DEA Wants to Classify Superdrol & Prostanozol as Schedule III Anabolic Steroids

DEA Wants to Classify Superdrol & Prostanozol as Schedule III Anabolic Steroids
By Millard Baker

The Drug Enforcement Administration (DEA) wants to add Superdrol (methasteron) and Prostanozol to the Controlled Substances list. They have argued that these steroid compounds meet the criteria for Schedule III Anabolic Steroids as defined by the Anabolic Steroids Control Act of 2004. The proposed rule was published in the Federal Register on November 23, 2011.

The popular Superdrol and Prostanozol have been sold as “dietary supplements” for several years. They have been often marketed as “prohormones” or “pro-steroid” supplements.

Superdrol and Prostanozol are not currently legally defined as an anabolic steroids under the Controlled Substances Act. However, this never necessarily made it legal for sports nutrition companies to market and distribute these steroids as dietary supplements.

These particular steroidal compounds did not meet the definition of a dietary supplement under the Dietary Health and Supplement Education Act.

The DEA’s proposed new rule comes just after Anabolic Resources, Inc., doing business as Anabolic Xtreme, pleaded guilty to a felony charge involving Superdrol. The company admitted that Superdrol was fraudulently marketed as a dietary supplement when it was a synthetic steroid. The company was sentenced to paying a $500,000 fine.

Anabolic Resources was only one of the most recent company pursued by the federal government for illegally selling prohormone and steroidal ingredients as dietary supplements.

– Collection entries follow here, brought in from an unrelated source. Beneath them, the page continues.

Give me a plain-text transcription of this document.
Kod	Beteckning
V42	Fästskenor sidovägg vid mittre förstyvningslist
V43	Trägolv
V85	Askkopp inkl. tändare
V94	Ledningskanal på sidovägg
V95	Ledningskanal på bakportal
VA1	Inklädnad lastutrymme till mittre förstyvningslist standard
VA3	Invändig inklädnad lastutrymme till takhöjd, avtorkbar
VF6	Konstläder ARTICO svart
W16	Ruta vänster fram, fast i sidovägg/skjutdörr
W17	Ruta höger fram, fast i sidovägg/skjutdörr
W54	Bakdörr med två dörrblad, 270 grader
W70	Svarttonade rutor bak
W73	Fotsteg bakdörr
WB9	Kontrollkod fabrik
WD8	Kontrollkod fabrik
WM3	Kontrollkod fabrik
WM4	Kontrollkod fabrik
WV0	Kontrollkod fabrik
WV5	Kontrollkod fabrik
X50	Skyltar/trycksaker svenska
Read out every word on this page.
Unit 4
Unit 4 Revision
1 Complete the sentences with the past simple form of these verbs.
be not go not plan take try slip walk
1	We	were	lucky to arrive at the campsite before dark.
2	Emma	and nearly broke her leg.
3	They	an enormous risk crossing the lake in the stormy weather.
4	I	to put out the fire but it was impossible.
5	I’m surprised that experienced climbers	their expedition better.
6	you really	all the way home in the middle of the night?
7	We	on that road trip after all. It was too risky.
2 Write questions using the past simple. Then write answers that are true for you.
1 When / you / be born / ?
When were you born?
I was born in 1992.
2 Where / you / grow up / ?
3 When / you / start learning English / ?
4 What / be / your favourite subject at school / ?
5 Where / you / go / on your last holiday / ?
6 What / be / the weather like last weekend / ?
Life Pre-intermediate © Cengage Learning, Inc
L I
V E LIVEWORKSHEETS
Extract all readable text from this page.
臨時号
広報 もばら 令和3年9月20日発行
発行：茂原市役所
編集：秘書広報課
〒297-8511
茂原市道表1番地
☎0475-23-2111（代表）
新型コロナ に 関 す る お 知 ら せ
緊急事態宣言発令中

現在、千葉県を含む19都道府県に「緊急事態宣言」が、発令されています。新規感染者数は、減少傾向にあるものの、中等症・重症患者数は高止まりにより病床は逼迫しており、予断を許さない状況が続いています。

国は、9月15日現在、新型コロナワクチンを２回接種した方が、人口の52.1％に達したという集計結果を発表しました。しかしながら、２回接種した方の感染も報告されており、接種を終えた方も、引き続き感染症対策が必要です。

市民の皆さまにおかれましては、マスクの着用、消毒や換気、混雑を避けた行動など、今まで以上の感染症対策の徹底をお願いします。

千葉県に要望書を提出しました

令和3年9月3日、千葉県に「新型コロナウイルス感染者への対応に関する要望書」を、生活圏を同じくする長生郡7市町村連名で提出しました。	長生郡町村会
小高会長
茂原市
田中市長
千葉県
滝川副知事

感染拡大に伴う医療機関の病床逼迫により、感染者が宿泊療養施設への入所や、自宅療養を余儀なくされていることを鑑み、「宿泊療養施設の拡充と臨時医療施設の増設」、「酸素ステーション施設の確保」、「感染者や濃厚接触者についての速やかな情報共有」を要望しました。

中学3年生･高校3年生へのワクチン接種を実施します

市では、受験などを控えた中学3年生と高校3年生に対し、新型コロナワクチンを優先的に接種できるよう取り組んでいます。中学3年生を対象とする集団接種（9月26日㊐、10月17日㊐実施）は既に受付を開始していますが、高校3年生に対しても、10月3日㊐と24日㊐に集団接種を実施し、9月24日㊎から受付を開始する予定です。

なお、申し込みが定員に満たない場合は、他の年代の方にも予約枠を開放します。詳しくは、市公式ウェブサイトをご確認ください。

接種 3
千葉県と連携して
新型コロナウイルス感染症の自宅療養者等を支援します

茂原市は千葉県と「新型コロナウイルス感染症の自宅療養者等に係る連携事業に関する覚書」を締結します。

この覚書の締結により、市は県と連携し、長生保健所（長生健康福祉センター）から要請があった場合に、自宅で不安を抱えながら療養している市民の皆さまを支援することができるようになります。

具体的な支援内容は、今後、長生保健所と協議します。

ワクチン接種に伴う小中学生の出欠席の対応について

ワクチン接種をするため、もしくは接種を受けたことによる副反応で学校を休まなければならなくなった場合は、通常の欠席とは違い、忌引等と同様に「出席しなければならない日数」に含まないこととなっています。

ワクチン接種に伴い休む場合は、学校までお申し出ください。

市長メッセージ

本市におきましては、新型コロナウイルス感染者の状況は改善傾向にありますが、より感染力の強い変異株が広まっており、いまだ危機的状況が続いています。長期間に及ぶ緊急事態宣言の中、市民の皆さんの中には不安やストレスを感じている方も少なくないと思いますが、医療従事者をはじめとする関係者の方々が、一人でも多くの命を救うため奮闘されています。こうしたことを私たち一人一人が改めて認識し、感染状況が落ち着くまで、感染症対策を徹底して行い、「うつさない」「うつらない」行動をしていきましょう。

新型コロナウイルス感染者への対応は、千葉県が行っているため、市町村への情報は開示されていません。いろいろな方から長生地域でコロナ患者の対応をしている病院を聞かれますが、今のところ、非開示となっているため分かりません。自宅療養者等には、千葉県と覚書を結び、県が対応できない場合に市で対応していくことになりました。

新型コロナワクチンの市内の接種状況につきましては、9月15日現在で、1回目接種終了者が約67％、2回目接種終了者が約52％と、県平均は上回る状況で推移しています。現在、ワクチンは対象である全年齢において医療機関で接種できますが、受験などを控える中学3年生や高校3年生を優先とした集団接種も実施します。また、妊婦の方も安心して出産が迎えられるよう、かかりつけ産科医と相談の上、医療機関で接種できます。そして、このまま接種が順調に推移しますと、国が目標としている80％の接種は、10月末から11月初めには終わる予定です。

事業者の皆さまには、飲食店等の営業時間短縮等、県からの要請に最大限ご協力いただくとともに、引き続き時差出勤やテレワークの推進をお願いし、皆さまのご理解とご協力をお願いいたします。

Numerous other supplement companies, such as Advanced Muscle Science”, “Culver Concepts”, “Bradley Asgard”, “Bjorklund”, “Axis Labs”, “IForce Nutrition” and “American Cellular Labs”, have also pleaded guilty to illegally selling steroid compounds that were really “unapproved new drugs” or “misbranded drugs”.

The DEA’s proposed rule to legally reclassify Superdrol and Prostanozol as “anabolic steroids” is yet another indicator that the federal government is serious about removing steroid compounds from the supplement marketplace.